Court strikes down FLRA attempt to restrict federal sector collective bargaining


Washington – The American Federation of Government Employees has won a significant victory over the Federal Labor Relations Authority’s (FLRA) attempts to limit the scope of federal sector bargaining.

The case at issue involves a grievance filed by AFGE Local 1929 against the Customs and Border Protection for changing conditions of employment for vehicle inspection agents in El Paso, Texas, without first notifying and negotiating with the union, in violation of the Federal Service Labor-Management Relations Statute.

After an arbitrator ruled in AFGE’s favor, the FLRA set aside the arbitrator’s award and attempted to change its longstanding interpretation of the statutory term “conditions of employment.”
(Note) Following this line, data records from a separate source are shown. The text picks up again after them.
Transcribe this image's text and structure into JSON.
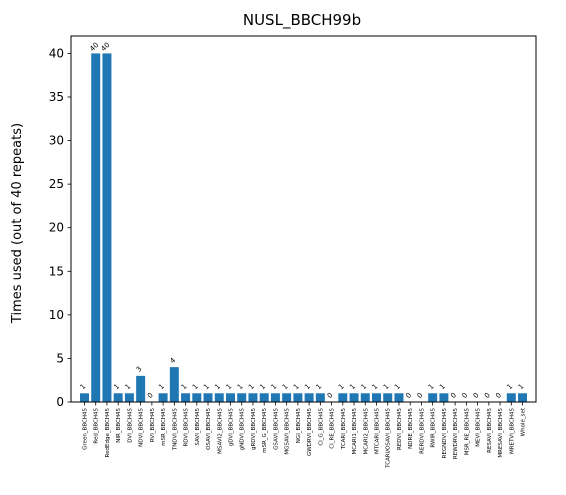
{
  "chart_data": {
    "type": "bar",
    "title": "NUSL_BBCH99b",
    "xlabel": "",
    "ylabel": "Times used (out of 40 repeats)",
    "ylim": [
      0,
      42
    ],
    "yticks": [
      0,
      5,
      10,
      15,
      20,
      25,
      30,
      35,
      40
    ],
    "grid": false,
    "bar_color": "#1f77b4",
    "categories": [
      "Green_BBCH45",
      "Red_BBCH45",
      "RedEdge_BBCH45",
      "NIR_BBCH45",
      "DVI_BBCH45",
      "NDVI_BBCH45",
      "RVI_BBCH45",
      "mSR_BBCH45",
      "TNDVI_BBCH45",
      "RDVI_BBCH45",
      "SAVI_BBCH45",
      "OSAVI_BBCH45",
      "MSAVI2_BBCH45",
      "gDVI_BBCH45",
      "gNDVI_BBCH45",
      "gRDVI_BBCH45",
      "mSR_G_BBCH45",
      "GSAVI_BBCH45",
      "MGSAVI_BBCH45",
      "NGI_BBCH45",
      "GWDRVI_BBCH45",
      "CI_G_BBCH45",
      "CI_RE_BBCH45",
      "TCARI_BBCH45",
      "MCARI1_BBCH45",
      "MCARI2_BBCH45",
      "MTCARI_BBCH45",
      "TCARI/OSAVI_BBCH45",
      "REDVI_BBCH45",
      "NDRE_BBCH45",
      "RERDVI_BBCH45",
      "RWIR_BBCH45",
      "REGNDVI_BBCH45",
      "REWDRVI_BBCH45",
      "MSR_RE_BBCH45",
      "MEVI_BBCH45",
      "RESAVI_BBCH45",
      "MRESAVI_BBCH45",
      "MRETVI_BBCH45",
      "Whole_set"
    ],
    "values": [
      1,
      40,
      40,
      1,
      1,
      3,
      0,
      1,
      4,
      1,
      1,
      1,
      1,
      1,
      1,
      1,
      1,
      1,
      1,
      1,
      1,
      1,
      0,
      1,
      1,
      1,
      1,
      1,
      1,
      0,
      0,
      1,
      1,
      0,
      0,
      0,
      0,
      0,
      1,
      1
    ],
    "data_labels": [
      "1",
      "40",
      "40",
      "1",
      "1",
      "3",
      "0",
      "1",
      "4",
      "1",
      "1",
      "1",
      "1",
      "1",
      "1",
      "1",
      "1",
      "1",
      "1",
      "1",
      "1",
      "1",
      "0",
      "1",
      "1",
      "1",
      "1",
      "1",
      "1",
      "0",
      "0",
      "1",
      "1",
      "0",
      "0",
      "0",
      "0",
      "0",
      "1",
      "1"
    ]
  }
}
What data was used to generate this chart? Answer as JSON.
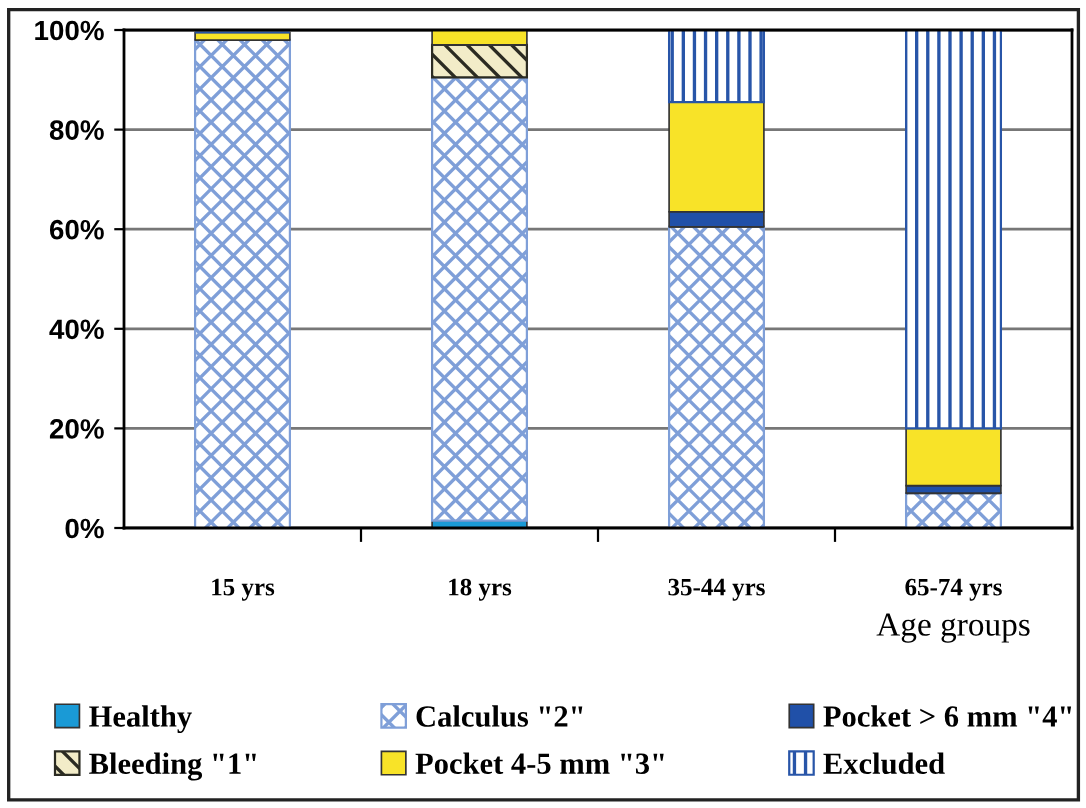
{
  "chart_data": {
    "type": "bar",
    "stacked": true,
    "xlabel": "Age groups",
    "categories": [
      "15 yrs",
      "18 yrs",
      "35-44 yrs",
      "65-74 yrs"
    ],
    "series": [
      {
        "name": "Healthy",
        "color": "#1a9ad6",
        "values": [
          null,
          1.5,
          0,
          0
        ]
      },
      {
        "name": "Calculus \"2\"",
        "color": "#7f9fd8",
        "values": [
          98,
          89,
          60.5,
          7
        ]
      },
      {
        "name": "Bleeding \"1\"",
        "color": "#2b2b22",
        "values": [
          0,
          6.5,
          0,
          0
        ]
      },
      {
        "name": "Pocket > 6 mm \"4\"",
        "color": "#2050a8",
        "values": [
          0,
          0,
          3,
          1.5
        ]
      },
      {
        "name": "Pocket 4-5 mm \"3\"",
        "color": "#f8e328",
        "values": [
          1.5,
          3,
          22,
          11.5
        ]
      },
      {
        "name": "Excluded",
        "color": "#2855a8",
        "values": [
          0,
          0,
          14.5,
          80
        ]
      }
    ],
    "ylim": [
      0,
      100
    ],
    "yticks": [
      {
        "value": 0,
        "label": "0%"
      },
      {
        "value": 20,
        "label": "20%"
      },
      {
        "value": 40,
        "label": "40%"
      },
      {
        "value": 60,
        "label": "60%"
      },
      {
        "value": 80,
        "label": "80%"
      },
      {
        "value": 100,
        "label": "100%"
      }
    ],
    "grid": "y",
    "legend": "bottom"
  }
}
But in a June 9 decision, the U.S. Court of Appeals for the District of Columbia Circuit said the FLRA departed from precedent “based on a misreading of case law and without explaining the departure.”

“The FLRA had tried to use this case to limit workers’ bargaining rights and prevent the union from negotiating on their behalf on certain issues,” AFGE National President Everett Kelley said. “Had the agency prevailed, it could have limited the scope of bargaining through the federal sector.”

The Court of Appeals vacated the FLRA’s decision and remanded the case to the authority for a new decision consistent with the court’s opinion.